We Found Heaven, and It Was Empty

Nearly three decades ago, work had begun on a machine that could punch a hole through the fabric of reality. A hole straight through to another reality and beyond.

The idea was that, with the right circumstances, we could find a universe with limitless energy. This would make up for the unimaginable amounts of power that the machine took up, and the irreparable damage it would likely do to Earth and the surrounding solar system. But if we found a universe at the very beginning of it’s creation, we’d have unfathomable amounts of raw undefined energy that’d last for a couple billion years. And at the same time, scientists would be able to study universes that followed entirely different laws of physics from our own.

A few years before I was born, this was accomplished. With this limitless energy expanding technology beyond anything possible before it and solving most of the world’s problems… War and struggle had been at an all time low.

Until a group of religious extremists tried to use the machine, to prove the existence of god.

This started a war, one of the largest uproars in history. Nearly every single religion turned on this small group of 30 people, protected by the United States government.

Some were scared that their god would be proven false, and some thought it wrong to try and prove their god real rather than simply having faith.
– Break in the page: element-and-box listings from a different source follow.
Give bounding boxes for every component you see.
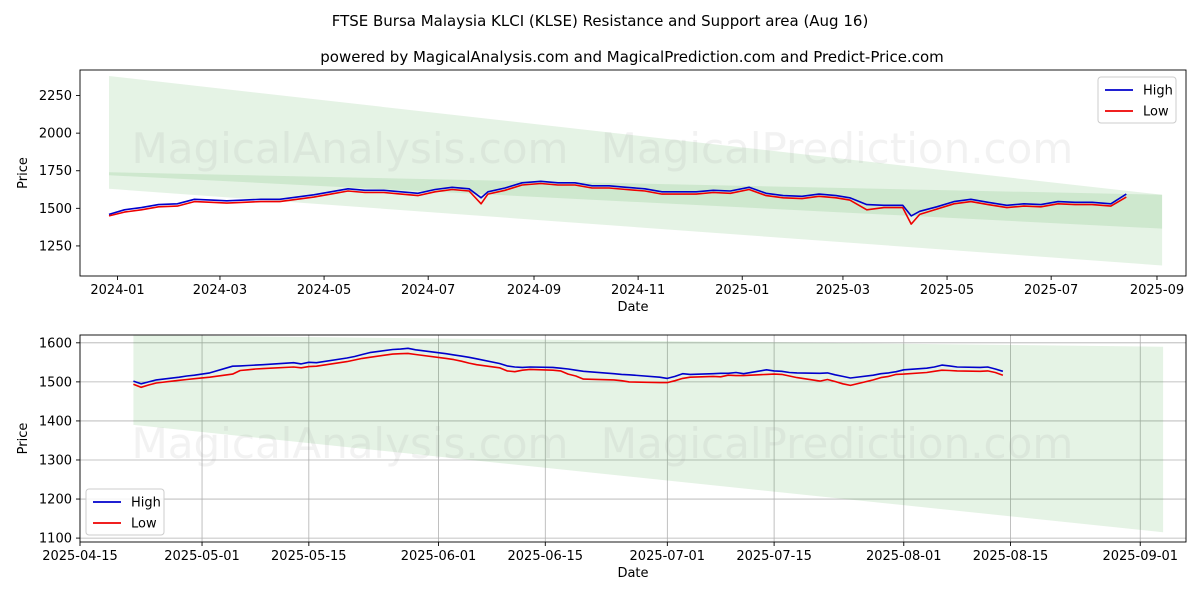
y-tick-label: 2250 — [39, 89, 72, 104]
band-2 — [133, 420, 1164, 533]
x-tick-label: 2025-07 — [1024, 283, 1078, 298]
band-1 — [133, 335, 1164, 435]
x-tick-label: 2024-05 — [297, 283, 351, 298]
y-axis-label: Price — [16, 157, 31, 189]
x-tick-label: 2025-03 — [816, 283, 870, 298]
chart-subtitle: powered by MagicalAnalysis.com and Magic… — [320, 48, 944, 66]
x-axis-label: Date — [617, 300, 648, 315]
chart-title: FTSE Bursa Malaysia KLCI (KLSE) Resistan… — [332, 12, 869, 30]
y-tick-label: 2000 — [39, 127, 72, 142]
x-tick-label: 2024-07 — [401, 283, 455, 298]
watermark-analysis: MagicalAnalysis.com — [132, 419, 569, 468]
x-tick-label: 2025-06-15 — [508, 549, 584, 564]
x-tick-label: 2024-11 — [611, 283, 665, 298]
watermark-prediction: MagicalPrediction.com — [601, 419, 1074, 468]
x-tick-label: 2024-09 — [507, 283, 561, 298]
y-tick-label: 1400 — [39, 414, 72, 429]
legend-label-low: Low — [1143, 105, 1169, 120]
legend-label-high: High — [1143, 84, 1173, 99]
legend: High Low — [85, 488, 165, 536]
y-tick-label: 1200 — [39, 493, 72, 508]
series-line-low — [108, 182, 1127, 225]
x-tick-label: 2025-09-01 — [1102, 549, 1178, 564]
x-tick-label: 2025-07-15 — [736, 549, 812, 564]
y-tick-label: 1300 — [39, 453, 72, 468]
chart-panel-top: MagicalAnalysis.com MagicalPrediction.com… — [16, 69, 1187, 315]
band-1 — [109, 76, 1163, 266]
x-tick-label: 2024-03 — [193, 283, 247, 298]
chart-panel-bottom: MagicalAnalysis.com MagicalPrediction.com… — [16, 334, 1187, 581]
x-tick-label: 2025-08-15 — [973, 549, 1049, 564]
series-line-high — [108, 180, 1127, 217]
legend-label-high: High — [131, 496, 161, 511]
x-tick-label: 2025-04-15 — [42, 549, 118, 564]
legend: High Low — [1097, 76, 1177, 124]
y-tick-label: 1100 — [39, 532, 72, 547]
x-axis-label: Date — [617, 566, 648, 581]
y-tick-label: 1600 — [39, 336, 72, 351]
watermark-prediction: MagicalPrediction.com — [601, 124, 1074, 173]
band-2 — [109, 172, 1163, 229]
y-tick-label: 1250 — [39, 239, 72, 254]
y-tick-label: 1500 — [39, 202, 72, 217]
plot-frame — [79, 69, 1187, 277]
series-line-high — [133, 347, 1004, 385]
x-tick-label: 2025-08-01 — [866, 549, 942, 564]
x-tick-label: 2025-07-01 — [630, 549, 706, 564]
watermark-analysis: MagicalAnalysis.com — [132, 124, 569, 173]
x-tick-label: 2025-05-01 — [164, 549, 240, 564]
plot-frame — [79, 334, 1187, 543]
x-tick-label: 2025-06-01 — [401, 549, 477, 564]
x-tick-label: 2025-05 — [920, 283, 974, 298]
x-tick-label: 2025-09 — [1130, 283, 1184, 298]
x-tick-label: 2025-01 — [715, 283, 769, 298]
legend-label-low: Low — [131, 517, 157, 532]
x-tick-label: 2025-05-15 — [271, 549, 347, 564]
y-tick-label: 1750 — [39, 164, 72, 179]
series-line-low — [133, 352, 1004, 389]
x-tick-label: 2024-01 — [90, 283, 144, 298]
y-tick-label: 1500 — [39, 375, 72, 390]
y-axis-label: Price — [16, 423, 31, 455]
But in the end, there was no war. World leaders would not attack the U.S., which supplied their power. And the countries who did were often far too small to do any major damage.

The machine was set to search for a universe with the coordinates of various holy numbers from the christian bible. For weeks it searched, finding nothing. Different combinations inputted every time a search failed.
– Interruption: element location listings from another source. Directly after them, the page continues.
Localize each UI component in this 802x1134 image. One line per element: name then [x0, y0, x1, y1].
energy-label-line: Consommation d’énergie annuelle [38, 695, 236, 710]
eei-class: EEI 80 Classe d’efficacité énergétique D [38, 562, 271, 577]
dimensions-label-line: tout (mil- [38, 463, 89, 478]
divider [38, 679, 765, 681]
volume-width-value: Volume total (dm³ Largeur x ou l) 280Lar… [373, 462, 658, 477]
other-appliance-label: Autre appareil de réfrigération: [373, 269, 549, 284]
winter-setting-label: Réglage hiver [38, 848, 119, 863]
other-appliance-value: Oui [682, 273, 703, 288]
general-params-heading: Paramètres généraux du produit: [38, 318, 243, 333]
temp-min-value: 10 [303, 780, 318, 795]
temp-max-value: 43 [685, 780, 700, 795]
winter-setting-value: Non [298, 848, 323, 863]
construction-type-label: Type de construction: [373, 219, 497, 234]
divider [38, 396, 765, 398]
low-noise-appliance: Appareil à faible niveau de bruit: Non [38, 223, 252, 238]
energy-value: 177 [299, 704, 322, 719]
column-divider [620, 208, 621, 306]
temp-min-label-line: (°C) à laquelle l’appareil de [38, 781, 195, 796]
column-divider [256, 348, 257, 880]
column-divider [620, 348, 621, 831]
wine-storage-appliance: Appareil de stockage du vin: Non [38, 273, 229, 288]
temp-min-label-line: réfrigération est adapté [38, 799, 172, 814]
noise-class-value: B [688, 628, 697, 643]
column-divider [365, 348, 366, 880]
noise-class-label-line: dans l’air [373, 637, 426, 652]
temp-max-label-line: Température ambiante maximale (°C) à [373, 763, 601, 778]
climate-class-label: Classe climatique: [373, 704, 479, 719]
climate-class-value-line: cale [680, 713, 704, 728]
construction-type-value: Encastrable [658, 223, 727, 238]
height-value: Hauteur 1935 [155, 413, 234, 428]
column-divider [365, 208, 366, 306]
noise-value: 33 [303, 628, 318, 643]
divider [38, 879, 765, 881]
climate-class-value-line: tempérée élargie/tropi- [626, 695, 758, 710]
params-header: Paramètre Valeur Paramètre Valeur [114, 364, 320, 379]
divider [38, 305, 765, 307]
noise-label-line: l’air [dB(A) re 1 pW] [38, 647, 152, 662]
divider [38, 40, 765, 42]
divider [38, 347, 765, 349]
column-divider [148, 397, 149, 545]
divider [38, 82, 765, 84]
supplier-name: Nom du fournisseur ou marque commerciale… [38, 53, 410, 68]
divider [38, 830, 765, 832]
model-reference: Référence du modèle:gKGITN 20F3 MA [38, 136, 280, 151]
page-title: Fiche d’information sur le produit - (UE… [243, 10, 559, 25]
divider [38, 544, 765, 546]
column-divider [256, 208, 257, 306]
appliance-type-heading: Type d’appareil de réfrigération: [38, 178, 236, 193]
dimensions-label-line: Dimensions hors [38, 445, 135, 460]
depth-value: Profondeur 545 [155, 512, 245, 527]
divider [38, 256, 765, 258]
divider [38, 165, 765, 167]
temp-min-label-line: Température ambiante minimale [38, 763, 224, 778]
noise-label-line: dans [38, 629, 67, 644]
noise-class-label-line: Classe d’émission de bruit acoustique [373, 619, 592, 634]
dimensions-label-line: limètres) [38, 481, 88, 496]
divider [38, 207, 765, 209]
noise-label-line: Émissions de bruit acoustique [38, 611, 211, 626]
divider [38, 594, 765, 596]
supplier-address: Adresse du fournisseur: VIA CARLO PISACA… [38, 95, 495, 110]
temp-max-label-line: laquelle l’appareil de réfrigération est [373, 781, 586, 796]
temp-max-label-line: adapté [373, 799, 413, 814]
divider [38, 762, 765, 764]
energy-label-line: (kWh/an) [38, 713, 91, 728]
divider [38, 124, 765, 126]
Until a little over four months ago, January 19th, 2234.

We found heaven. There was nothing else it could be. It was a reality of endless sky. Nothing but clouds and blue as far as the eye could see. As far any creature, machine, or natural entity, could go. The air was breathable, fresh and sweet even. And the light was dim, but not too dark to see.

And it was entirely empty. The only thing of note were red lakes.

Every cloud had them, and they were incredibly fresh. They were still rippling, upon entering the universe. Some, in fact, hadn’t even fallen to the ground yet. The first three in even claimed they looked humanoid for a second.

The damage to our world upon opening a portal is irreparable and devastating. But we now know the damage to the other world is a thousand times worse.